We consider the equilibrium reaction

$$PCl_5\; \rightleftharpoons\; PCl_3 + Cl_2$$

with the given equilibrium constant

$$K_c = 1.844$$

Initially, 3.0 moles of $$PCl_5$$ are placed in a 1 L vessel at 380 K. Because the volume is 1 L, the numerical value of the concentration equals the number of moles. Hence the initial concentrations are

$$[PCl_5]_0 = 3.0\;{\rm M}, \qquad [PCl_3]_0 = 0,\qquad [Cl_2]_0 = 0.$$

Let $$x$$ be the number of moles of $$PCl_5$$ that dissociate at equilibrium. The changes and the equilibrium amounts are therefore

$$\begin{aligned} PCl_5 &: \; 3.0 - x,\\ PCl_3 &: \; 0 + x = x,\\ Cl_2 &: \; 0 + x = x. \end{aligned}$$

Again, because the volume is 1 L, these numbers are simultaneously the equilibrium concentrations.

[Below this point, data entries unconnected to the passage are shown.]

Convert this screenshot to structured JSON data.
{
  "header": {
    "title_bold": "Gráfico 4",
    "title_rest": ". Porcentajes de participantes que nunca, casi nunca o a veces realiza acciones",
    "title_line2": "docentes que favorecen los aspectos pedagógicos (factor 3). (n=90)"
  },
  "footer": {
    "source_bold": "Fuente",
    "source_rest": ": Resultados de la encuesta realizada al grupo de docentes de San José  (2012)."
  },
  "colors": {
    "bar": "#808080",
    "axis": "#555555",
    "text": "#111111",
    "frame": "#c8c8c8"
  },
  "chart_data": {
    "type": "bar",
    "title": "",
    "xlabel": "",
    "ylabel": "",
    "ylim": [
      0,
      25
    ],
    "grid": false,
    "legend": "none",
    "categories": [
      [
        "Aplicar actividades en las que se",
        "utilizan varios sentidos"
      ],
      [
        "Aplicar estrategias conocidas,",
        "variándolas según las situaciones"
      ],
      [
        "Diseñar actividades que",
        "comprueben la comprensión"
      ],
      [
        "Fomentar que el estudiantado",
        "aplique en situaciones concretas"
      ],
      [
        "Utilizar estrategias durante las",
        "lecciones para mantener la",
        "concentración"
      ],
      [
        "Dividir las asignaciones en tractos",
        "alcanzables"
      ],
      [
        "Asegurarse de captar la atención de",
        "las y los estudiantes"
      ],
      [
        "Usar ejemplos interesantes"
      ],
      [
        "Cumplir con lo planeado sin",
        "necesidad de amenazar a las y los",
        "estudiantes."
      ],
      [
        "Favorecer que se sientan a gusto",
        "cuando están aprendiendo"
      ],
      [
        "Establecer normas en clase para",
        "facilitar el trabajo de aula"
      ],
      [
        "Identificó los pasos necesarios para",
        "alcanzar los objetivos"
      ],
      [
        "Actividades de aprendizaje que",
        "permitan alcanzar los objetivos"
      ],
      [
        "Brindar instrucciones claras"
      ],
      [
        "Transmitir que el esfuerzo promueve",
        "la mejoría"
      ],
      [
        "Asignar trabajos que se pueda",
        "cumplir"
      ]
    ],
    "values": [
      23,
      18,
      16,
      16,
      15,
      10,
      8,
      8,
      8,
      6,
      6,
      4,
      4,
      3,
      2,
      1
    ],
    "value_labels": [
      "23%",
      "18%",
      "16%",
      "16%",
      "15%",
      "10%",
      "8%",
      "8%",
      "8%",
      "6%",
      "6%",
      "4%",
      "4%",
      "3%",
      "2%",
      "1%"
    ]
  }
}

The law of mass action states that for the reaction $$PCl_5 \rightleftharpoons PCl_3 + Cl_2$$ the equilibrium constant is

$$K_c = \frac{[PCl_3][Cl_2]}{[PCl_5]}.$$

Substituting the equilibrium concentrations we obtain

$$1.844 = \frac{(x)(x)}{3.0 - x} = \frac{x^2}{3.0 - x}.$$

Cross-multiplying gives

$$x^2 = 1.844\,(3.0 - x).$$

Expanding the right-hand side,

$$x^2 = 1.844 \times 3.0 - 1.844\,x = 5.532 - 1.844\,x.$$

Bringing every term to the left produces a quadratic equation,

$$x^2 + 1.844\,x - 5.532 = 0.$$

We now solve this quadratic using the quadratic formula. For an equation $$ax^2 + bx + c = 0,$$ the roots are

$$x = \frac{-b \pm \sqrt{\,b^2 - 4ac\,}}{2a}.$$

Here $$a = 1,\; b = 1.844,\; c = -5.532.$$ Substituting these values,

$$\begin{aligned} x &= \frac{-1.844 \pm \sqrt{(1.844)^2 - 4(1)(-5.532)}}{2(1)}\\[4pt] &= \frac{-1.844 \pm \sqrt{3.400336 + 22.128}}{2}\\[4pt] &= \frac{-1.844 \pm \sqrt{25.528336}}{2}\\[4pt] &= \frac{-1.844 \pm 5.052}{2}. \end{aligned}$$

The negative sign would give a negative value of $$x$$, which is physically impossible, so we take the positive sign:

$$x = \frac{-1.844 + 5.052}{2} = \frac{3.208}{2} = 1.604.$$

Therefore, the equilibrium amount of $$PCl_5$$ is

$$3.0 - x = 3.0 - 1.604 = 1.396\;{\rm moles}.$$

Expressing this in the form “number × 10−3”,

$$1.396\;{\rm moles} = 1.396 \times 10^{0}\;{\rm moles} = 1396 \times 10^{-3}\;{\rm moles}.$$

Rounding 1396 to the nearest integer yields 1400.

Hence, the correct answer is Option 1400.